El Fin Y comienza a decir las señales que habría: “Entonces les dijo: Se levantará gente contra gente, y reino contra reino; Y habrá grandes terremotos, y en varios lugares hambres y pestilencias: y habrá espantos y grandes señales del cielo. Mas antes de todas estas cosas os echarán mano, y perseguirán, entregándoos á las sinagogas y á las cárceles, siendo llevados á los reyes y á los gobernadores por causa de mi nombre. Y os será para testimonio. Poned pues en vuestros corazones no pensar antes cómo habéis de responder: Porque yo os daré boca y sabiduría, á la cual no podrán resistir ni contradecir todos los que se os opondrán. Mas seréis entregados aun de vuestros padres, y hermanos, y parientes, y amigos; y matarán á algunos de vosotros. Y seréis aborrecidos de todos por causa de mi nombre. Mas un pelo de vuestra cabeza no perecerá. En vuestra paciencia poseeréis vuestras almas. Y cuando viereis á Jerusalem cercada de ejércitos, sabed entonces que su destrucción ha llegado. Entonces los que estuvieren en Judea, huyan á los montes; y los que en medio de ella, váyanse; y los que estén en los campos, no entren en ella. Porque estos son días de venganza: para que se cumplan todas las cosas que están escritas. Mas ¡ay de las preñadas , y de las que crían en aquellos días! porque habrá apuro grande sobre la tierra é ira en este pueblo. Y caerán á filo de espada, y serán llevados cautivos á todas las naciones: y Jerusalem será hollada de las gentes, hasta que los tiempos de las gentes sean cumplidos. Entonces habrá señales en el sol, y en la luna, y en las estrellas; y en la tierra angustia de gentes por la confusión del sonido de la mar y de las ondas: Secándose los hombres á causa del temor y expectación de las cosas que sobrevendrán á la redondez de la tierra: porque las virtudes de los cielos serán conmovidas. Y entonces verán al Hijo del hombre, que vendrá en una nube con potestad y majestad grande”. Lucas 21:10 al 27.

¿Qué señales nos da Jesucristo? Terremotos, hambres, pestilencias, espantos y grandes señales en el cielo, persecución… y antes de fin temor en la humanidad sobre su futuro.

Hermanos, ¿ya estamos en el fin? No, sucede un terremoto, hambruna, iundaciones, pestes; y la gente solo se asusta en ese momento y después vuelve a su vida normal.

Es lo que ha sucedido con la pandemia del COVID-19, primero todo mundo resguardandose en su casa, las calles de las ciudades estaban vacías; ahora que hay más de 60 000 muertos y más contagios, ¿cómo están las calles? Llenas de gente paseando con sus hijos, ancianos que no usan el cubrebocas, jóvenes ejercitandose en los campos deportivos, y los centros comerciales atiborrados.

¿Qué efecto han tenido estos eventos en nuestra vida? ¿nos han cambiado? ¿Hemos buscado a Dios?

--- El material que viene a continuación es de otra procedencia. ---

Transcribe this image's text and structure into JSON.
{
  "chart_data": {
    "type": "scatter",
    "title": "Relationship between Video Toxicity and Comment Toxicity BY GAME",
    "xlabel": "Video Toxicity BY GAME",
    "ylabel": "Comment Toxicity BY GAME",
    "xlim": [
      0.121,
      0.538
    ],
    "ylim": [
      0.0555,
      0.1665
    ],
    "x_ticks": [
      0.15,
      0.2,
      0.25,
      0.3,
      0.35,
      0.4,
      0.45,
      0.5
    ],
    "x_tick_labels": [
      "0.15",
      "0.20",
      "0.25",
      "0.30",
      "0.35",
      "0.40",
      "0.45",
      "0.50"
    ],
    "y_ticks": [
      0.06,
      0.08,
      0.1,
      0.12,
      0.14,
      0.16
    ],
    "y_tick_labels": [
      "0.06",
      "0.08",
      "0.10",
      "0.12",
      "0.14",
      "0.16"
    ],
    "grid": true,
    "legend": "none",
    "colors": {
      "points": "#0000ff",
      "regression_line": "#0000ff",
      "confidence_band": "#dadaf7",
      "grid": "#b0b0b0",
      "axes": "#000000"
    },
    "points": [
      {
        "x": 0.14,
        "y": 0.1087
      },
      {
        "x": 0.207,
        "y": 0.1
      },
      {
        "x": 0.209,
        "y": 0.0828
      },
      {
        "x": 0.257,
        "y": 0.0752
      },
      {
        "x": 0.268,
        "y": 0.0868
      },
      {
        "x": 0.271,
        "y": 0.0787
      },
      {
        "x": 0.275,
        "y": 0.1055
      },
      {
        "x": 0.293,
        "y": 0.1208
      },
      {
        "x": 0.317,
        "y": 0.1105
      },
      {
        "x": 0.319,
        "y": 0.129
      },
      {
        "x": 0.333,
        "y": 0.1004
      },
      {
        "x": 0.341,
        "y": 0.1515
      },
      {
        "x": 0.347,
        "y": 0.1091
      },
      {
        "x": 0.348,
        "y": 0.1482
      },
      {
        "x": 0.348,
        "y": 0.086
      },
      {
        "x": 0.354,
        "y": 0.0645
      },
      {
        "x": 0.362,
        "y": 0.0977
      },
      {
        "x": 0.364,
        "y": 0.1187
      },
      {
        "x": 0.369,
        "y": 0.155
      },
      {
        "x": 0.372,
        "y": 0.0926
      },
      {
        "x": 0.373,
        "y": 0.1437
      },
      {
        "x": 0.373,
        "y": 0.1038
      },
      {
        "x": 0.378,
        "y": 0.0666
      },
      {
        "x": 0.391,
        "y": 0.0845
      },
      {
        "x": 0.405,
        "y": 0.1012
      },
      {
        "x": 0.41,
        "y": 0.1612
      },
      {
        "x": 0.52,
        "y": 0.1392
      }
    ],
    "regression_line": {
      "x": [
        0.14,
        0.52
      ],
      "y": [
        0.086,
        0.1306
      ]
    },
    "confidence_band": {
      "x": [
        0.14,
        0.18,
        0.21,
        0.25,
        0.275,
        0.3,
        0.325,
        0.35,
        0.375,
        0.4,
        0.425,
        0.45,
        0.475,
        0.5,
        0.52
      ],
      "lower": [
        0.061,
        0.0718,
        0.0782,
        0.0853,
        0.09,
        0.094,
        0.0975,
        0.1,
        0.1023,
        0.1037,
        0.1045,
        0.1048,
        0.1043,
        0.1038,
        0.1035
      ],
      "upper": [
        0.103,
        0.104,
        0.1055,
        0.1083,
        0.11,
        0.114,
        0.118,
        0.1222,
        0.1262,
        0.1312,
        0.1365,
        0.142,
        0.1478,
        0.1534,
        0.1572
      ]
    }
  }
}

Desde el 7 de abril (Culto de la Cena del Señor) he mantenido cerrado nuestro Templo “LEVI” en obediencia al Consistorio de Ancianos y a la Secretaría de Salud de Tamaulipas. Ese día les di las indicaciones de como realizaríamos los cultos en nuestros hogares. Creo que hasta el día de hoy ha funcionado y recibo retroalimentación de cada uno de ustedes adorando a Dios desde sus casas. También he visitado a los hermanos que me han avisado que están enfermos y a algunos he ungido. Sé que mi primera responsabilidad es mi familia, y así he cumplido teniendo cultos miércoles, viernes y sábados con ellos.

Tristremente muchos hermanos se van a alejar en esta pandemia, recibo llamadas de Pastores de la Región que ya quieren abrir los templos porque dicen que los hermanos no se reúnen, que se quedan dormidos, que el sábado están viendo la TV. Y yo les pregunto: ¿Quién es el responsable de esas ovejas? ¡Pues ellos! Y deben aconsejar y guiarlas. Otros me piden que los visite, ¿que donde está el Coordinador, que donde están los Ministros? Y yo me pregunto: ¿Dónde están esos Pastores que aman a sus ovejas? Ellos son los primeros responsables de sus congregaciones, y actualmente no hay condiciones para viajar ni para reuniones eclesiasticas.

Amado hermano, espero que usted siga firme y adorando al Eterno con su familia; y cuando el Gobierno nos lo permita estemos TODOS nuevamente reunidos en el Templo.

“Mas el fin de todas las cosas se acerca: sed pues templados, y velad en oración”. 1ª. de Pedro 4:7.